- Sentiment against a proposed $1 billion underwater pipeline that will bring fracked natural gas from Pennsylvania into New York City is gathering steam, according to The Guardian. Energy company Williams Cos.' 37-mile Northeast Supply Enhancement project would expand the 10,000-mile Transcontinential Pipeline into Queens via New Jersey, with 23 miles set to run under New York Bay.
- Environmental advocacy groups, including 350.org, are calling on New York Gov. Andrew Cuomo to block construction, claiming that trenching in the bay would circulate toxins such as arsenic, lead and PCBs from the seabed into the water. Opponents also argue that construction on what they characterize as an unnecessary project would create noise and other conditions harmful to aquatic life and point to what they call Williams' poor safety record.
- Proponents of the project, which is expected to be complete in 2020, said the new pipeline will help meet growing demand and that the natural gas it supplies could displace 900,000 barrels of oil a year. The Federal Energy Regulatory Commission issued Williams a favorable final Environmental Impact Statement on Jan. 25, but still must approve a Certificate of Public Convenience and Necessity before construction can begin.
Because pipelines can run through — or under — environmentally sensitive areas, they are perennial targets of environmental groups.
The pushback against the $3.8 billion Dakota Access Pipeline saw one of the biggest pipeline protests in recent history, with protestors occupying a pipeline-adjacent portion of land on the Standing Rock Sioux reservation in North Dakota for more than a year. The demonstration lost momentum in 2017 when the courts denied opponents of the project a stop-work request.

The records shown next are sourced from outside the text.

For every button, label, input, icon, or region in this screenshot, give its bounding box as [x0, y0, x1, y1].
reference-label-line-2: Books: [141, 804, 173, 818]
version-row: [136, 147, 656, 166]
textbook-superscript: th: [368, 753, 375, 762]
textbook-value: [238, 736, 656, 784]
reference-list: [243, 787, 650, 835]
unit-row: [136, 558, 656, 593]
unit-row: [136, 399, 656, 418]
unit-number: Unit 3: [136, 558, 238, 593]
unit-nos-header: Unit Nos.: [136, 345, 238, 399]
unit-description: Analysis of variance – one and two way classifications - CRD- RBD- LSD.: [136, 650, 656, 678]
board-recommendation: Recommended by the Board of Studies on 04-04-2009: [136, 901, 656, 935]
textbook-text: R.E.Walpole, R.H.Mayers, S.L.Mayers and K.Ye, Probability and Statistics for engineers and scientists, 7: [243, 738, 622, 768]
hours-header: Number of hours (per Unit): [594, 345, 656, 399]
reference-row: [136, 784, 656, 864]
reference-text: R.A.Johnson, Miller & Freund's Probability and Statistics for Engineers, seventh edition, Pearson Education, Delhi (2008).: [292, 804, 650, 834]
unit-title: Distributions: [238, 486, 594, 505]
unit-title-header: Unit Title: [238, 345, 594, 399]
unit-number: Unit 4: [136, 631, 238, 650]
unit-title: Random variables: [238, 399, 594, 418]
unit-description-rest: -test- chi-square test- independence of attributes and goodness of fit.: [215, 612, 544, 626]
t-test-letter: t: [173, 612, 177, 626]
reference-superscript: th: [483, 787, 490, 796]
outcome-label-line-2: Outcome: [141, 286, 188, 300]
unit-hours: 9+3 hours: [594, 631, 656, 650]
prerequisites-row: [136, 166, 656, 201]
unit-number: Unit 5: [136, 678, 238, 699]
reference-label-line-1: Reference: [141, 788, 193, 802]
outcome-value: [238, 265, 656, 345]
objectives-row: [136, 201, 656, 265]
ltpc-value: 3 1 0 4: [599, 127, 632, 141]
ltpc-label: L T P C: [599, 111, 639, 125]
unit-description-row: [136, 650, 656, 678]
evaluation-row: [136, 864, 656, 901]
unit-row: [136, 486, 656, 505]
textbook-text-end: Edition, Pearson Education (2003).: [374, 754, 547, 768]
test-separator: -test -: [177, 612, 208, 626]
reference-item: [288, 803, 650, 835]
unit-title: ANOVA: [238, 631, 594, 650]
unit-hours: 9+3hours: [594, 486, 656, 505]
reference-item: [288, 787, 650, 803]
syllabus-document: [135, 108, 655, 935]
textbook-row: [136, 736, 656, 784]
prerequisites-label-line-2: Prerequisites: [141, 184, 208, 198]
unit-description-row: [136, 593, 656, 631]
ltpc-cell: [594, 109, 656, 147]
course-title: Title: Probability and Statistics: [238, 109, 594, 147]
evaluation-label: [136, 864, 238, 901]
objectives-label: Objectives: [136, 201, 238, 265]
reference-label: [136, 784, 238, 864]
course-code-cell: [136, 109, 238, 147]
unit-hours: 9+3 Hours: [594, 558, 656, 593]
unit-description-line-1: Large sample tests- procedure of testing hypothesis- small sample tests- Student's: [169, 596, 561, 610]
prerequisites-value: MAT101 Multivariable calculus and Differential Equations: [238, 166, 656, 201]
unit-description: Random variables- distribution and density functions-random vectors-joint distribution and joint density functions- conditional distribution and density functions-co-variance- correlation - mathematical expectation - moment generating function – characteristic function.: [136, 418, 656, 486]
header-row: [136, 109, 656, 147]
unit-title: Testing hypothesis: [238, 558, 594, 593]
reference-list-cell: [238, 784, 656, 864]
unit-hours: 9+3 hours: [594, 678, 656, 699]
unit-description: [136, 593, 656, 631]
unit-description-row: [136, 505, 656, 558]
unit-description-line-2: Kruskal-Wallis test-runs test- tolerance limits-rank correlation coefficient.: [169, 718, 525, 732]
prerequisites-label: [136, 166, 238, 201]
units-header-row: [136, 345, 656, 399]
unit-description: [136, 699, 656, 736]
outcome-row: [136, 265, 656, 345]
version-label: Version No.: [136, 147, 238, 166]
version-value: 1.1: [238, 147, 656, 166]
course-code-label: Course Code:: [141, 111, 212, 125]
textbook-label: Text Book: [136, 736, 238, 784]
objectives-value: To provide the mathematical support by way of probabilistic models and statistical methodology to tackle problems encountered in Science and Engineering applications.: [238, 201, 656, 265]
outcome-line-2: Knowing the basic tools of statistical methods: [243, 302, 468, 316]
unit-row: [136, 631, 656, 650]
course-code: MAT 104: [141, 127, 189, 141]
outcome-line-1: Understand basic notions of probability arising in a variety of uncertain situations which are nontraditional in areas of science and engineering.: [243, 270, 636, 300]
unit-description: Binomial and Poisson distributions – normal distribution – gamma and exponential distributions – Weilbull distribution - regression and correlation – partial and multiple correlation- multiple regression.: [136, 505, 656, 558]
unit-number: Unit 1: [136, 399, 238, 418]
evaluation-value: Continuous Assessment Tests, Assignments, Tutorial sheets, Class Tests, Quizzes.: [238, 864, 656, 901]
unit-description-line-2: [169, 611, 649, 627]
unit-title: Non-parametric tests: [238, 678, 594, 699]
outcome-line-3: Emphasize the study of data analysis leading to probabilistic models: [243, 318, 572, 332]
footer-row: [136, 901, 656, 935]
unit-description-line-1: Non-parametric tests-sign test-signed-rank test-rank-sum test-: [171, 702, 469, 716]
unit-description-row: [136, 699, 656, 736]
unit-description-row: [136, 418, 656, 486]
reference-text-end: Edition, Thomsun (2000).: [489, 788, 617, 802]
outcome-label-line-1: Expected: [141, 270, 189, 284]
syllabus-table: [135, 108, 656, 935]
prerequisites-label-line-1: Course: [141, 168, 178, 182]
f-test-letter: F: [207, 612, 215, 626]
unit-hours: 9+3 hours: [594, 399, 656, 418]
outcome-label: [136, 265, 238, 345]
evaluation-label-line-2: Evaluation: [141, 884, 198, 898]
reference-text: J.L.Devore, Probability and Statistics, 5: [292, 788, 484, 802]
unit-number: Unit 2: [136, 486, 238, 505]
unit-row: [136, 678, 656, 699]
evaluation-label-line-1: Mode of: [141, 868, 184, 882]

Some advocacy groups have had better luck when using the court system to delay pipeline projects.
Construction on the $7 billion Atlantic Coast Pipeline has been stalled since December when the U.S. Court of Appeals for the Fourth Circuit stayed the project’s Biological Opinion and Incidental Take Statement. The outcome was part of a legal action brought by environmentalists against developer Dominion Energy and the U.S. Fish and Wildlife Commission. The permit, already revised once after a previous shutdown of the project, would have allowed Dominion to build the pipeline through the habitats of endangered and threatened species.
In February, the Fourth Circuit refused to reconsider the order, and Dominion has said it will appeal the decision with the U.S. Supreme Court. Dominion is reportedly optimistic about its chances of being able to at least restart partial construction in the third quarter of 2019.